Ch’ing•lish delights while probing cultural differences
The Sapir-Whorf Principle theorizes that we are the language we use, that our beliefs, attitudes and values all center on our ability to use verbalization. Misunderstandings are created when there is a clash of languages used by communicators.
Tony winner David Henry Hwang’s Ch’ing•lish, now on stage in New York’s Longacre Theater, is a delightful and insightful proof of Sapir-Whorf.
Chinglish refers to spoken or written English that is influenced by the Chinese language. It is commonly applied to ungrammatical or nonsensical English in Chinese contexts.
"Be careful not to slip and fall” in English translates to “slip carefully” in Chinglish. “False Alarm!” becomes “The Siren Lies!,” “Don't Feed the Birds!” is stated as “The Fowl Cannot Eat,” and “quiet please“ is translated as “no noising!” Want to know how well you understand Chinglish? Go the play’s website and take a test: http://chinglishbroadway.com/chinglish-translation
In the play’s opening scene, Cleveland businessman, Daniel Cavanaugh (Gary Wilmes) is giving a presentation to fellow Ohio entrepreneurs about his experiences in obtaining a contract in a small Chinese city.

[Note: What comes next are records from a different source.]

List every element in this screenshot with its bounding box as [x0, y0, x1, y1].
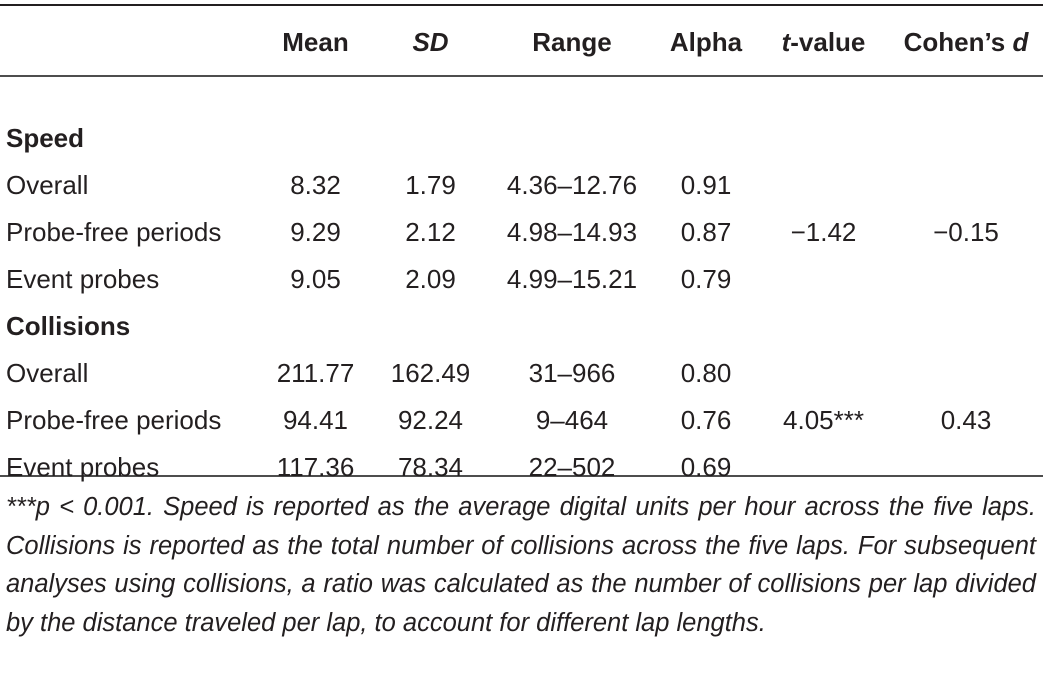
- cell-cohens-d: [891, 444, 1041, 491]
- header-row: Mean SD Range Alpha t-value Cohen’s d: [0, 16, 1041, 68]
- cell-t-value: [756, 162, 891, 209]
- header-sd: SD: [373, 16, 488, 68]
- cell-range: 31–966: [528, 358, 616, 388]
- cell-sd: 2.09: [405, 264, 456, 294]
- header-range: Range: [532, 26, 612, 57]
- header-alpha: Alpha: [669, 26, 743, 57]
- row-label: Event probes: [6, 264, 160, 294]
- table-body: Speed Overall 8.32 1.79 4.36–12.76 0.91 Probe-…: [0, 115, 1041, 491]
- cell-cohens-d: [891, 162, 1041, 209]
- header-cohens-d: Cohen’s d: [891, 16, 1041, 68]
- header-t-value: t-value: [756, 16, 891, 68]
- section-row: Speed: [0, 115, 1041, 162]
- cell-range: 9–464: [535, 405, 609, 435]
- cell-cohens-d: [891, 256, 1041, 303]
- header-t-rest: -value: [790, 26, 866, 57]
- header-mean: Mean: [282, 26, 349, 57]
- header-cohens-prefix: Cohen’s: [903, 26, 1013, 57]
- table-row: Overall 8.32 1.79 4.36–12.76 0.91: [0, 162, 1041, 209]
- row-label: Event probes: [6, 452, 160, 482]
- table-row: Overall 211.77 162.49 31–966 0.80: [0, 350, 1041, 397]
- cell-sd: 162.49: [390, 358, 471, 388]
- header-rule: [0, 75, 1043, 77]
- cell-t-value: −1.42: [790, 217, 857, 247]
- row-label: Overall: [6, 358, 89, 388]
- cell-t-value: [756, 256, 891, 303]
- cell-range: 4.98–14.93: [506, 217, 638, 247]
- bottom-rule: [0, 475, 1043, 477]
- cell-cohens-d: 0.43: [940, 405, 992, 435]
- cell-mean: 9.29: [290, 217, 341, 247]
- table-row: Probe-free periods 94.41 92.24 9–464 0.76 4.0…: [0, 397, 1041, 444]
- table-footnote: ***p < 0.001. Speed is reported as the a…: [6, 493, 1036, 637]
- header-cohens-d-italic: d: [1012, 26, 1029, 57]
- table-row: Event probes 9.05 2.09 4.99–15.21 0.79: [0, 256, 1041, 303]
- table-row: Event probes 117.36 78.34 22–502 0.69: [0, 444, 1041, 491]
- cell-mean: 8.32: [290, 170, 341, 200]
- row-label: Overall: [6, 170, 89, 200]
- top-rule: [0, 4, 1043, 6]
- cell-sd: 2.12: [405, 217, 456, 247]
- cell-range: 4.36–12.76: [506, 170, 638, 200]
- cell-t-value: [756, 350, 891, 397]
- section-row: Collisions: [0, 303, 1041, 350]
- cell-cohens-d: −0.15: [933, 217, 999, 247]
- cell-cohens-d: [891, 350, 1041, 397]
- cell-mean: 94.41: [282, 405, 349, 435]
- cell-alpha: 0.79: [680, 264, 732, 294]
- cell-alpha: 0.69: [680, 452, 732, 482]
- cell-alpha: 0.87: [680, 217, 732, 247]
- cell-alpha: 0.91: [680, 170, 732, 200]
- header-blank: [0, 16, 258, 68]
- header-t-italic: t: [781, 26, 791, 57]
- cell-alpha: 0.80: [680, 358, 732, 388]
- cell-sd: 92.24: [397, 405, 464, 435]
- row-label: Probe-free periods: [6, 405, 222, 435]
- descriptive-statistics-table: Mean SD Range Alpha t-value Cohen’s d Sp…: [0, 16, 1041, 491]
- cell-mean: 9.05: [290, 264, 341, 294]
- section-title: Speed: [6, 123, 85, 153]
- cell-sd: 78.34: [397, 452, 464, 482]
- section-title: Collisions: [6, 311, 131, 341]
- cell-mean: 211.77: [276, 358, 355, 388]
- header-sd-text: SD: [412, 26, 449, 57]
- cell-t-value: [756, 444, 891, 491]
- cell-range: 22–502: [528, 452, 616, 482]
- cell-sd: 1.79: [405, 170, 456, 200]
- table-row: Probe-free periods 9.29 2.12 4.98–14.93 0.87…: [0, 209, 1041, 256]
- cell-range: 4.99–15.21: [506, 264, 638, 294]
- cell-mean: 117.36: [276, 452, 355, 482]
- cell-t-value: 4.05***: [783, 405, 864, 435]
- row-label: Probe-free periods: [6, 217, 222, 247]
- cell-alpha: 0.76: [680, 405, 732, 435]
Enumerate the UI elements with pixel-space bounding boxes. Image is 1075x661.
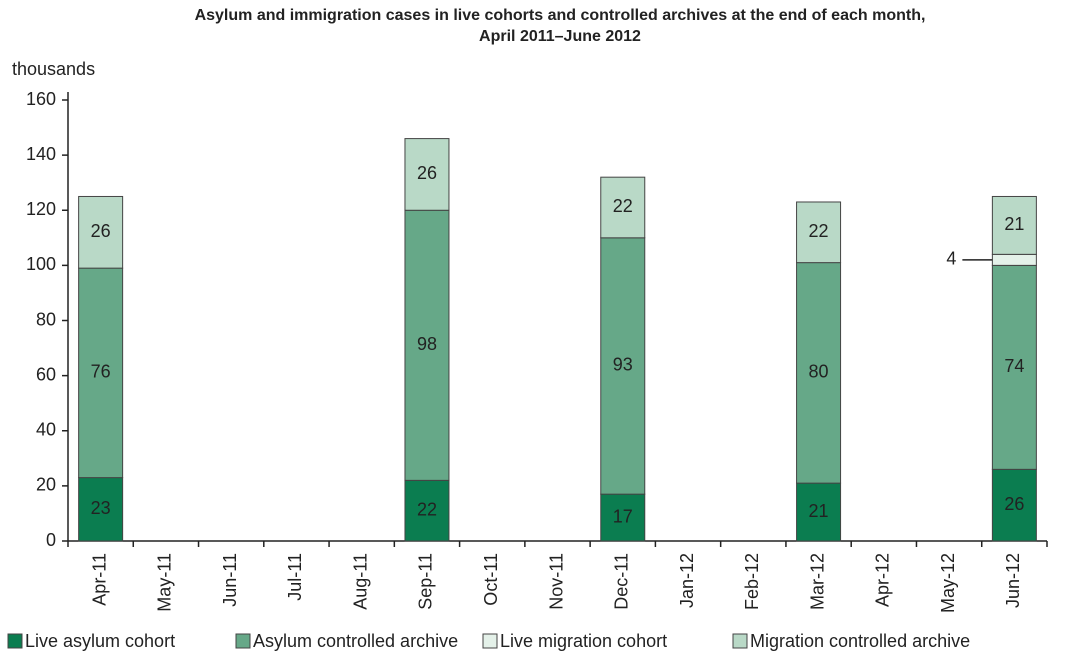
bar-segment bbox=[78, 477, 124, 542]
y-tick-label: 120 bbox=[26, 199, 56, 219]
bar-segment bbox=[600, 237, 646, 495]
y-tick-label: 40 bbox=[36, 420, 56, 440]
y-tick-label: 60 bbox=[36, 364, 56, 384]
bar-segment bbox=[78, 267, 124, 479]
data-label: 22 bbox=[613, 196, 633, 216]
bar-segment bbox=[991, 253, 1037, 266]
bar-segment bbox=[796, 262, 842, 484]
x-tick-label: Jan-12 bbox=[677, 553, 697, 608]
data-label: 22 bbox=[809, 221, 829, 241]
legend-label: Asylum controlled archive bbox=[253, 631, 458, 651]
x-tick-label: Apr-11 bbox=[89, 553, 109, 606]
x-tick-label: Feb-12 bbox=[742, 553, 762, 610]
data-label: 76 bbox=[91, 362, 111, 382]
y-tick-label: 80 bbox=[36, 309, 56, 329]
y-tick-label: 100 bbox=[26, 254, 56, 274]
data-label: 21 bbox=[1004, 214, 1024, 234]
x-tick-label: Apr-12 bbox=[873, 553, 893, 607]
bar-segment bbox=[600, 176, 646, 239]
legend-label: Migration controlled archive bbox=[750, 631, 970, 651]
bar-segment bbox=[991, 195, 1037, 255]
legend-swatch bbox=[732, 633, 748, 649]
legend-swatch bbox=[235, 633, 251, 649]
x-tick-label: May-11 bbox=[155, 553, 175, 612]
y-tick-label: 20 bbox=[36, 475, 56, 495]
y-axis-label: thousands bbox=[12, 59, 95, 79]
x-tick-label: Mar-12 bbox=[807, 553, 827, 610]
x-tick-label: May-12 bbox=[938, 553, 958, 613]
data-label: 4 bbox=[946, 249, 956, 269]
y-tick-label: 140 bbox=[26, 144, 56, 164]
data-label: 22 bbox=[417, 499, 437, 519]
data-label: 80 bbox=[809, 362, 829, 382]
x-tick-label: Oct-11 bbox=[481, 553, 501, 606]
x-tick-label: Dec-11 bbox=[612, 553, 632, 610]
bar-segment bbox=[796, 482, 842, 542]
legend-swatch bbox=[482, 633, 498, 649]
y-tick-label: 0 bbox=[46, 530, 56, 550]
data-label: 74 bbox=[1004, 356, 1024, 376]
data-label: 26 bbox=[1004, 494, 1024, 514]
data-label: 17 bbox=[613, 506, 633, 526]
data-label: 93 bbox=[613, 355, 633, 375]
x-tick-label: Jun-12 bbox=[1003, 553, 1023, 608]
legend-swatch bbox=[7, 633, 23, 649]
x-tick-label: Aug-11 bbox=[350, 553, 370, 610]
chart-title: Asylum and immigration cases in live coh… bbox=[195, 7, 926, 24]
bar-segment bbox=[796, 201, 842, 264]
bar-segment bbox=[78, 195, 124, 269]
bar-segment bbox=[991, 468, 1037, 542]
chart-title: April 2011–June 2012 bbox=[479, 28, 641, 45]
x-tick-label: Jun-11 bbox=[220, 553, 240, 607]
bar-segment bbox=[404, 138, 450, 211]
x-tick-label: Jul-11 bbox=[285, 553, 305, 601]
bar-segment bbox=[991, 264, 1037, 470]
bar-segment bbox=[404, 479, 450, 542]
data-label: 26 bbox=[91, 221, 111, 241]
x-tick-label: Nov-11 bbox=[546, 553, 566, 610]
bar-segment bbox=[600, 493, 646, 542]
legend-label: Live migration cohort bbox=[500, 631, 667, 651]
legend-label: Live asylum cohort bbox=[25, 631, 175, 651]
data-label: 98 bbox=[417, 334, 437, 354]
data-label: 23 bbox=[91, 498, 111, 518]
data-label: 26 bbox=[417, 163, 437, 183]
x-tick-label: Sep-11 bbox=[416, 553, 436, 610]
y-tick-label: 160 bbox=[26, 89, 56, 109]
data-label: 21 bbox=[809, 501, 829, 521]
bar-segment bbox=[404, 209, 450, 481]
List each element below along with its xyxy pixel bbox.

As we observe, a series of scenes portray the difficulty of overcoming the Chinese-English language barrier and customs, including the concept of guanxi (the social networks that operate in the Chinese business world). Interestingly, the production is presented in a mix of spoken English and Mandarin with the use of subtitles flashed on the scenery. This is surely a first in the history of Broadway.
The production, under the direction of Leigh Silverman, is delightful. The opening scene is nothing short of hilarious, as are all those segments in which the Chinese interpreters attempt to translate what Cavanaugh is saying. The chaos that results cannot be described, it has to be experienced to be appreciated.
Wilmes is believable and develops a textured character. Stephen Pucci, as Cavanaugh’s so-called business consultant, is excellent as he transforms from aide to fake. His breakdown scene is a laugh riot. Jennifer Lim, as Cavanaugh’s adversary turned lover and help-mate, gives a fine performance. The rest of cast is equally strong.
David Korin’s set design is intriguing. It’s fascinating watching the set pieces flow seamlessly on a turntable and wagons to form numerous settings.
Capsule judgement: Ch’iNg•lish is a fascinating and delightful study of the clash of cultures based on the languages we use.